The Darlington Point Solar Farm location is highly suitable for testing this new inverter capability as the local region has relatively low system strength. This means the project will provide a more prominent improvement to system strength in the area, which will also allow connection of more renewables in the region.

The current solution for low system strength is to use expensive synchronous condensers, but batteries offer a lower cost solution due to their ability to generate revenue.

The location of the project is ideal for demonstrating grid-forming capability because of poor system strength in the area. Several solar farms in the area have had to install expensive synchronous condensers to ensure adequate system stability.

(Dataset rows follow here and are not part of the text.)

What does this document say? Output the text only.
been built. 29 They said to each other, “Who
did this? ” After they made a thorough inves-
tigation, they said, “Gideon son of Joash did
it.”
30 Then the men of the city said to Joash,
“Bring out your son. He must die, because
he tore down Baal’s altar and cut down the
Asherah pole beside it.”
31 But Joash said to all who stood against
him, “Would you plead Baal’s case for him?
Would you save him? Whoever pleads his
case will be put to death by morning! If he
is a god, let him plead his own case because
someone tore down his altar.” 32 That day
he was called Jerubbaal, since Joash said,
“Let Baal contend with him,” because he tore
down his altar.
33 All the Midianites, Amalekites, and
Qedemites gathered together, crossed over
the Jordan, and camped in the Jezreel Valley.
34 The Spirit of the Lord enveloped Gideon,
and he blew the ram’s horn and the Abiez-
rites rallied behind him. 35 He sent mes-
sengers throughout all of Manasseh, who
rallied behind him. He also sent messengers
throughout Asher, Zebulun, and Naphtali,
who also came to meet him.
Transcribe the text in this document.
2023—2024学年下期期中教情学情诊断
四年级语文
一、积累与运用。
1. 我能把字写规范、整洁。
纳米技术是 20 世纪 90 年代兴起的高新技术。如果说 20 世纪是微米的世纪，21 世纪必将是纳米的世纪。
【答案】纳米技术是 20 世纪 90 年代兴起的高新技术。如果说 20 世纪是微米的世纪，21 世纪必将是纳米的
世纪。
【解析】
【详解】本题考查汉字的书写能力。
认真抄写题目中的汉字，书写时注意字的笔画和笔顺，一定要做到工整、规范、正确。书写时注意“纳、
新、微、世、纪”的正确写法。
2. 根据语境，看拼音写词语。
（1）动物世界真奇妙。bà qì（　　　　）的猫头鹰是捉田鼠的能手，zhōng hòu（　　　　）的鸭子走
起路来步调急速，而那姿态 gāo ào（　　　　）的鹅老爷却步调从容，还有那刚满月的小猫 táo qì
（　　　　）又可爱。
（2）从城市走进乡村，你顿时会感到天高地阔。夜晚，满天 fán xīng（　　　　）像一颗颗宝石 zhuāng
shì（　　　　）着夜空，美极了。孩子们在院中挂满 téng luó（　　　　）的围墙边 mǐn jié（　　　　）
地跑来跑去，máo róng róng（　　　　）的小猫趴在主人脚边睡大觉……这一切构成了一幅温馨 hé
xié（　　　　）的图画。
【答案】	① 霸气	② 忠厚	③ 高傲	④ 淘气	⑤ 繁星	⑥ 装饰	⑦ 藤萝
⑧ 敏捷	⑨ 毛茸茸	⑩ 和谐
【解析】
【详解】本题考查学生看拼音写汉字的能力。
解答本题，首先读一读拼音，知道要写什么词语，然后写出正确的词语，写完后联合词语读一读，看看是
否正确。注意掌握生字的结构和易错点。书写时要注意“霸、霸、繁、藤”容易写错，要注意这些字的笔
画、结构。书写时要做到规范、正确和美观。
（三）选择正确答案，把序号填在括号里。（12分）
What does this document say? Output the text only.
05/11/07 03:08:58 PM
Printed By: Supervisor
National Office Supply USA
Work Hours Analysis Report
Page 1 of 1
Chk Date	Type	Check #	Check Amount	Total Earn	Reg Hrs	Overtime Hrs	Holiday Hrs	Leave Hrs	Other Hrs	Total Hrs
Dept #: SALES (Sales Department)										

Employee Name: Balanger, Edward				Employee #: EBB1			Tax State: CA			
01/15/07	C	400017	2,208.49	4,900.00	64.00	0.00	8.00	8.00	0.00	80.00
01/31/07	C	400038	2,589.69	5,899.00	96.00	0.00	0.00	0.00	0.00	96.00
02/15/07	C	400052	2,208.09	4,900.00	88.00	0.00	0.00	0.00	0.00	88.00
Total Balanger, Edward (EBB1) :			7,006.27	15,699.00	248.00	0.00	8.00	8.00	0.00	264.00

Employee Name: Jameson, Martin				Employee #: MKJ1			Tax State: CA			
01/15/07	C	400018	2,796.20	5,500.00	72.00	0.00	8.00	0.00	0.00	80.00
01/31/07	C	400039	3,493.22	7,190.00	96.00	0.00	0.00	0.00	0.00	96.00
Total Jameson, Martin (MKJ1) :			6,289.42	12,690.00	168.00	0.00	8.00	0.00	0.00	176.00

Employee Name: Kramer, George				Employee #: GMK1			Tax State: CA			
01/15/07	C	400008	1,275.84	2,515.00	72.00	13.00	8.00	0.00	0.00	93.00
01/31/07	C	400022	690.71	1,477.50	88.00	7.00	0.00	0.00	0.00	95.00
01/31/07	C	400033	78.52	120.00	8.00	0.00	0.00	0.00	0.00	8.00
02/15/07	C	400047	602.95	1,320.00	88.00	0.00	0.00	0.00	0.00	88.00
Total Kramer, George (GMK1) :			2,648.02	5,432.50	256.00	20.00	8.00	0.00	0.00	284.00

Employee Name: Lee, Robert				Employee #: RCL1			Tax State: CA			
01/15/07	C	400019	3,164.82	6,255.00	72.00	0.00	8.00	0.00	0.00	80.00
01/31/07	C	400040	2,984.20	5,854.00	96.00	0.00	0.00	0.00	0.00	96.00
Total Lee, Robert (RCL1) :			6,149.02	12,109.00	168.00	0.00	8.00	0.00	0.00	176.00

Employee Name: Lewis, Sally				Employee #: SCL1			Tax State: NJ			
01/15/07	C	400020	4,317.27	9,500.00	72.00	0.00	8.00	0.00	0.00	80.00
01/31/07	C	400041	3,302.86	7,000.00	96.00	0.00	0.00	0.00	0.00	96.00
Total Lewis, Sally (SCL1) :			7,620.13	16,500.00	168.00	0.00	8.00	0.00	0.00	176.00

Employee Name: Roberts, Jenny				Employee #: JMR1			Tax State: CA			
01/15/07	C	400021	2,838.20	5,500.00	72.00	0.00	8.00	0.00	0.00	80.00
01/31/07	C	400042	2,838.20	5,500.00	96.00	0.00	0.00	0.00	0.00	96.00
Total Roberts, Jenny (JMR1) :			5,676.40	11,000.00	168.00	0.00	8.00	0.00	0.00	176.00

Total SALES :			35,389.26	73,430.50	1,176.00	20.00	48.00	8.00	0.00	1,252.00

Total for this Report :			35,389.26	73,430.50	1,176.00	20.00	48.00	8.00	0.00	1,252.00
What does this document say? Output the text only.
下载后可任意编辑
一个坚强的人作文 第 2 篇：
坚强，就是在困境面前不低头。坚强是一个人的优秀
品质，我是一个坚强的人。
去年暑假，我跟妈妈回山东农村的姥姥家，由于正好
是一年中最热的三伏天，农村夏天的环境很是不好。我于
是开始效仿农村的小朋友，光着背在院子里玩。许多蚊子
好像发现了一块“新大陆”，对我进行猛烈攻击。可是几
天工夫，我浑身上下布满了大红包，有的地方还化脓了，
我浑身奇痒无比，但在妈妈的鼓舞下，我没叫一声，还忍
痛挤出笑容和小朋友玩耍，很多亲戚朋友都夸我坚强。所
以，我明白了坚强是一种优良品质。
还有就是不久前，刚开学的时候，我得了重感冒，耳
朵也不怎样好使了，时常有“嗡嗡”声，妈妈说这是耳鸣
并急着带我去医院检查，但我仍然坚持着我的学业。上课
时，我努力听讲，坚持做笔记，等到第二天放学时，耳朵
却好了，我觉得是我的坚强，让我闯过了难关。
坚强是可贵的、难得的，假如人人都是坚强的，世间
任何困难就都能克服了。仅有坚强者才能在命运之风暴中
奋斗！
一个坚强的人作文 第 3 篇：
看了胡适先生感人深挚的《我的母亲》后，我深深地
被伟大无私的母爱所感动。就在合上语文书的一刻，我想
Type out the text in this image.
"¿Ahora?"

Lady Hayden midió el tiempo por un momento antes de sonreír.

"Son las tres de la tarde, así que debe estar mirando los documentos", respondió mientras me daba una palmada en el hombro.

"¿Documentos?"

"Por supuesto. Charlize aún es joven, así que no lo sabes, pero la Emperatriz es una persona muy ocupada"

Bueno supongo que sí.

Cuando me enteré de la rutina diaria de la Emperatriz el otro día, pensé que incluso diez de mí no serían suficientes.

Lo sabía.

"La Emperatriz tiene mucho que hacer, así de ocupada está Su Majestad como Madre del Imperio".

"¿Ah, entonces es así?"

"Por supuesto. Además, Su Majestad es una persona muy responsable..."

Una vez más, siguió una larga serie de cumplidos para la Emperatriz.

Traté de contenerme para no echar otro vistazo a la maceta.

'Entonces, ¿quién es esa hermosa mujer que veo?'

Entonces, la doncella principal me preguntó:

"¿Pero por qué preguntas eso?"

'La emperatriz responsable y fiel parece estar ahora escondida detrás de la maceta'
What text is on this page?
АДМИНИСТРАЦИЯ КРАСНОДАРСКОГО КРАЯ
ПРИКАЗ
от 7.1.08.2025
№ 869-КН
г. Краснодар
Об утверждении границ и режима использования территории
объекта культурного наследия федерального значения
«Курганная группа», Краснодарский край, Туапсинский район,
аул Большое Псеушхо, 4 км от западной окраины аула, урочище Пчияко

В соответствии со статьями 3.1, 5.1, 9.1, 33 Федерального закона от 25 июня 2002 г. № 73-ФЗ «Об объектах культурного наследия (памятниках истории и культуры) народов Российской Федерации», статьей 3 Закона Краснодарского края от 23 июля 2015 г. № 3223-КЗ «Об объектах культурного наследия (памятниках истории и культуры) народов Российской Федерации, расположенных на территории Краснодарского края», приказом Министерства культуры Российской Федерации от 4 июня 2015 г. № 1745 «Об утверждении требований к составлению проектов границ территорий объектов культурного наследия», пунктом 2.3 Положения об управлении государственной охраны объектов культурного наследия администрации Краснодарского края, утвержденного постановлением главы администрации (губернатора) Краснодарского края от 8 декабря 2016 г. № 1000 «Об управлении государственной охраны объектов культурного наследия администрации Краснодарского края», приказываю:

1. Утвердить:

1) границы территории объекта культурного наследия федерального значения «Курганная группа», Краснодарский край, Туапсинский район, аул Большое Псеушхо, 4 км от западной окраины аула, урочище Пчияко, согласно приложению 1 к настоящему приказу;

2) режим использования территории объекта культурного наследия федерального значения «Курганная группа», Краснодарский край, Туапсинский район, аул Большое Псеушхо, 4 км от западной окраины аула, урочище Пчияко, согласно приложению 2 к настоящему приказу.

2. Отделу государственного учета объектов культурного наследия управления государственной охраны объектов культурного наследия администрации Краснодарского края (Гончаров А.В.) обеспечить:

It is expected this project will show grid-forming batteries can provide a more cost-effective solution to system stability challenges, while also delivering new dispatchable generation capacity into the electricity system.

So some questions that can be addressed include:

  • Can the battery support the system?
  • Can the battery provide a more effective, cheaper solution than conventional technology?

Construction on the project commenced in June 2022. It is due to be completed in stages over the course of 2023.

Artist's render of the Broken Hill Battery storage system
Artist’s render of the Broken Hill Battery. Image: Fluence.

ARENA Acting CEO Chris Faris said large scale batteries are now being seen as more than just storage devices for the grid and will be used to their full potential.

“ARENA has been working with key stakeholders, including AEMO, to accelerate the development of the next generation of energy storage.

“To support the rapid transformation of our electricity system, large scale batteries will need to evolve to do more than just store energy. They need to be equipped with advanced inverters that can provide critical grid stability services to keep the system safe and secure, especially as synchronous generators retire and renewables provide a higher share of supply. That’s why it’s important to support and demonstrate projects like this, where batteries with advanced inverters can help supply critical stability services to the grid.” Mr Faris said.

Edify Energy Chief Executive, John Cole said: “In this instance, we’re using the combination of the dispatchable properties of batteries with a new vintage of grid forming inverter control systems.”

“With the widespread adoption of this technology, we’ll be removing the last bastion to any reliance on the incumbent carbon-intensive generation fleet and assist in ushering a 100% renewable future with the confidence of a stable, reliable power system”

ARENA has previously funded four other projects which seek to demonstrate advanced inverter functionality, including AGL’s Broken Hill battery, Electranet’s ESCRI battery, the Hornsdale Power Reserve expansion, and Transgrid’s Wallgrove battery.